2.9. Antimicrobial Activity Assay

After purification, the antimicrobial activity of the purified fraction was assessed using the AWDA (agar well diffusion assay) method. This method was performed using 0.8% Mueller–Hinton agar medium plates inoculated with three strains of P. aeruginosa as indicator organisms. Two strains of P. aeruginosa, i.e., PA01 and PA03, were used as clinical strains, whereas PA02 was the standard strain from ATCC BAA-1744. This soft Mueller–Hinton agar medium was overlayed on the base Mueller–Hinton agar plates. Then, 100µL of bacteriocin was inserted into wells of 6 mm diameter cut out on prepared agar plates, and then the culture was incubated overnight. After incubation, a zone of inhibition was formed because of the antimicrobial properties of the bacteriocin, and the inhibition zone diameter of microbial growth was estimated [41]. The bacteriocin was tested in the concentration range of 25 µg/mL to 200 µg/mL for the determination of the Minimum Inhibitory Concentration (MIC).

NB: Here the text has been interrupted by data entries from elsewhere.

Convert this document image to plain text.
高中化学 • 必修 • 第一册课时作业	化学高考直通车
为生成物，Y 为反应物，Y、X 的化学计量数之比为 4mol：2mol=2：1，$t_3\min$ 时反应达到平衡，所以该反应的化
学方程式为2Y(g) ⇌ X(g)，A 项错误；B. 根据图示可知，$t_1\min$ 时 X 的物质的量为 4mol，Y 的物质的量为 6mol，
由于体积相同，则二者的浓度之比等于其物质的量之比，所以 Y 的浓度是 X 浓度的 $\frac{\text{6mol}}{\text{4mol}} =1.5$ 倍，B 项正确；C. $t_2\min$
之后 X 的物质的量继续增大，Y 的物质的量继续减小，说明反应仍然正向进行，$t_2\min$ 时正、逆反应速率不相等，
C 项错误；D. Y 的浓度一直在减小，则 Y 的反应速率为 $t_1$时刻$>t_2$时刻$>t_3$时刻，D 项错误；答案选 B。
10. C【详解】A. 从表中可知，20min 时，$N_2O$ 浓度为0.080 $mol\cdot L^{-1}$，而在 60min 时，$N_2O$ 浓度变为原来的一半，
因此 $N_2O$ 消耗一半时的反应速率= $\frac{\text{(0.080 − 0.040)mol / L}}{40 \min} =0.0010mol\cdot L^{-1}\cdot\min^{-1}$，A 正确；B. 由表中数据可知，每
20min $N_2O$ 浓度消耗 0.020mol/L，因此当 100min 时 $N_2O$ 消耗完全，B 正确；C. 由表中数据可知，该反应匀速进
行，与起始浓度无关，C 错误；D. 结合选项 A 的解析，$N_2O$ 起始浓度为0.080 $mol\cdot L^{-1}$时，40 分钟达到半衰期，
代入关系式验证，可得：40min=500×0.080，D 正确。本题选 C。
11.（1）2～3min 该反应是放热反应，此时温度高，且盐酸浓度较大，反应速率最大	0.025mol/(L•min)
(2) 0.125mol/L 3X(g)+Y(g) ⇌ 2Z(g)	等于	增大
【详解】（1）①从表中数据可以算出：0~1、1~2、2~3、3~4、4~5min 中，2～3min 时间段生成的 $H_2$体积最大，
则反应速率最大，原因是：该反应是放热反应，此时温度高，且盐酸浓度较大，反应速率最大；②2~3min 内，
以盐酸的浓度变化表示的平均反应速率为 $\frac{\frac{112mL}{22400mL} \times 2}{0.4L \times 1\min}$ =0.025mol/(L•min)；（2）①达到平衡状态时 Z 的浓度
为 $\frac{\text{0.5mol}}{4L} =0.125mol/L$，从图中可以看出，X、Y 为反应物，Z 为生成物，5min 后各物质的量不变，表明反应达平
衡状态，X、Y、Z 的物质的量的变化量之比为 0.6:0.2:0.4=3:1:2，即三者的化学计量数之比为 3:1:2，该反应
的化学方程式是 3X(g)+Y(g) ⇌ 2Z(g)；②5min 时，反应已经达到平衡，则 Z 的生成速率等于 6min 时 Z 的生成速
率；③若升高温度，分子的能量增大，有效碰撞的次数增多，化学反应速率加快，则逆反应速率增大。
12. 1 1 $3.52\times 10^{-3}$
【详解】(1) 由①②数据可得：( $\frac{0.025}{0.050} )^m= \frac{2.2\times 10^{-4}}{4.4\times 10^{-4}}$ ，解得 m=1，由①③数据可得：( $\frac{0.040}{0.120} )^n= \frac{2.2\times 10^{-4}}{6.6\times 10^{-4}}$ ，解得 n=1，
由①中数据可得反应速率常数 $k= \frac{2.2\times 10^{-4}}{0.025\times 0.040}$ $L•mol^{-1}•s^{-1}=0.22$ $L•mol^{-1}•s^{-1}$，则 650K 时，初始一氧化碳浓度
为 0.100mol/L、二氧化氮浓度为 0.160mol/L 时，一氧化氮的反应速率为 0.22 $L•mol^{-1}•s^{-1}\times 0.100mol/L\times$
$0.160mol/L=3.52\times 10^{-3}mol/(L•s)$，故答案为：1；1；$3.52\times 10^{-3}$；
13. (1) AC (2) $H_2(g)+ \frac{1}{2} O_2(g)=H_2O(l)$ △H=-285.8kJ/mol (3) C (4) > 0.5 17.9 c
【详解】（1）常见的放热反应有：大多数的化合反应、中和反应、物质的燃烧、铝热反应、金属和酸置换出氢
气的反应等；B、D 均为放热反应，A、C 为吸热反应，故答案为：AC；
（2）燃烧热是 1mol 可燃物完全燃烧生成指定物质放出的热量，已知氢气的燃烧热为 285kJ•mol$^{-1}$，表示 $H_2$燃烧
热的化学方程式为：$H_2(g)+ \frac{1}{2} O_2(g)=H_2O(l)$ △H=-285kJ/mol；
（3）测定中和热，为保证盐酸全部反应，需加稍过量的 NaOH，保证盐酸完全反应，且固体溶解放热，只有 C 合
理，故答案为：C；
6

2.10. Influence of pH, Heat, and Proteolytic Enzymes on Enterocin KAE01

2.10.1. Temperature

Purified enterocin, redissolved in 0.05% acetic acid, was tested at various temperatures (20 °C, 4 °C, 30 °C, 60 °C, and 100 °C) for 1 h, as well as under autoclave conditions (121 °C at 15 psi for 15 min) to see how enterocins were affected by the temperature. The residual bacteriocin activity against the bacterial indicator strains was measured by the agar well diffusion method [44].

2.10.2. pH

Purified enterocin was redissolved in 0.05% acetic acid, which was adjusted to different pH levels of 2.0, 3.0, 4.0, 5.0, 6.0, 7.0, 8.0, 9.0, and 10.0 with 1.0 M HCl or 1.0 M NaOH to test pH stability. For one hour, samples were incubated at 37 °C. By using the agar well diffusion method against the bacterial indicator strains, the residual bacteriocin activity was assessed [44].

2.10.3. Enzymes

Different enzymes were added to purified enterocin, redissolved in 0.05% acetic acid, to test its enzymatic sensitivity at 37 °C: proteinase K (pH 7.5), trypsin (pH 8.0), pepsin (pH 2.0), and chymotrypsin (pH 3.0). The enterocin enzyme mixture was incubated for 1 h and then boiled for 5 min to inactivate the enzymes. The enzymes were used at a concentration of 75 µg/mL. The agar well diffusion test was used to determine the remaining antibacterial activity against the bacterial indicator strains [44].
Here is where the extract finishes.